ALINE FRANCISCO
DA REDAÇÃO
A Secretaria de Trânsito e Transporte Urbano de Cuiabá (SMTU) emite mensalmente a média de 10 mil multas de infração de trânsito, chegando a 100 mil ao final de um ano, aproximadamente. Em arrecadação, isso representa um valor próximo a R$700 mil a mês, mas o titular da secretaria, Antenor Figueiredo, denuncia que Cuiabá recebe apenas R$ 48 mil, em torno de 7% do que é de direito.
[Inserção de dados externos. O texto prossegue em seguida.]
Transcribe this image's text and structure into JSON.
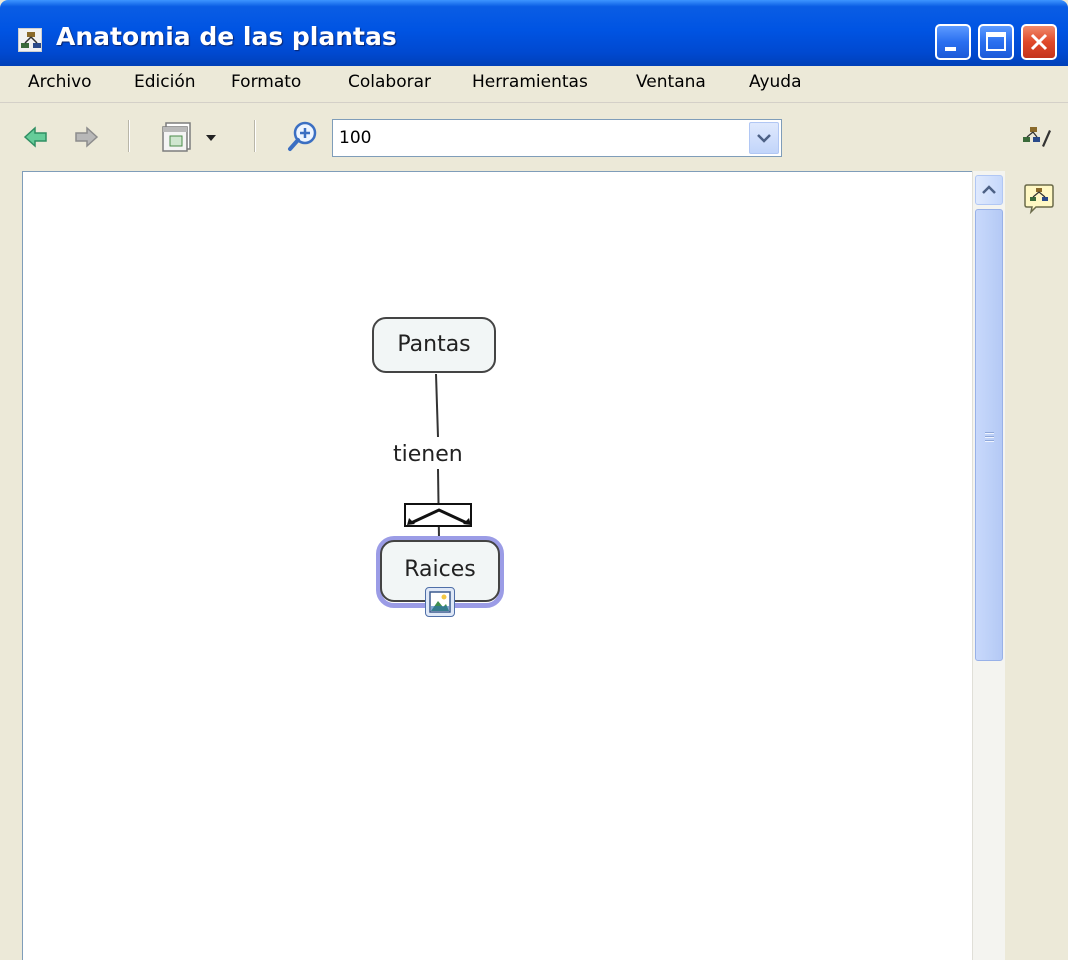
{
  "window": {
    "title": "Anatomia de las plantas",
    "controls": [
      "minimize",
      "maximize",
      "close"
    ]
  },
  "menu": {
    "items": [
      "Archivo",
      "Edición",
      "Formato",
      "Colaborar",
      "Herramientas",
      "Ventana",
      "Ayuda"
    ]
  },
  "toolbar": {
    "back_icon": "arrow-left-icon",
    "forward_icon": "arrow-right-icon",
    "view_icon": "view-mode-icon",
    "zoom_icon": "zoom-in-icon",
    "zoom_value": "100",
    "side_icons": [
      "styles-icon",
      "concept-map-icon"
    ]
  },
  "map": {
    "concepts": [
      {
        "id": "pantas",
        "label": "Pantas"
      },
      {
        "id": "raices",
        "label": "Raices",
        "selected": true,
        "has_image_resource": true
      }
    ],
    "links": [
      {
        "from": "pantas",
        "to": "raices",
        "label": "tienen"
      }
    ]
  },
  "colors": {
    "title_bar": "#0054e3",
    "menu_background": "#ece9d8",
    "concept_fill": "#f2f6f6",
    "selection_outline": "#9b9ce6",
    "close_button": "#e0492a"
  }
}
Segundo Antenor, o valor da multa de infração no trânsito, como o não uso do cinto de segurança, falar ao celular enquanto dirige, fechar cruzamento, entre outros, é em média R$80, contando que 10 mil são emitidas, 10% são revistas devido recurso impetrado, e 10% de munícipes que não pagam o documento, o valor de direito chegaria então a uma média mensal de é de R$700 mil.
“Esse é um gargalo da Prefeitura. Esse valor é contando apenas com o valor das multas aplicadas dentro da cidade. E multas de carros e motos de Cuiabá que são lavrados em outros estados também não são repassado pelo Detran. Aí esse valor pode chegar a R$1 milhão”, explica.
“O Detran recebia a multa e encaminhava para uma terceirizada, para então ser encaminhada para o munícipe. O condutor tem 30 dias para entrar com o recurso e se dentro desse período não receber pode recorrer alegando que não foi notificado e ele ganha. Nesse meio tempo, acumularam-se mais de 30 mil multas paradas”, explica Antenor.
O secretário afirma ainda que para garantir o encaminhamento correto das multas, a Prefeitura firmou um contrato com o Correio.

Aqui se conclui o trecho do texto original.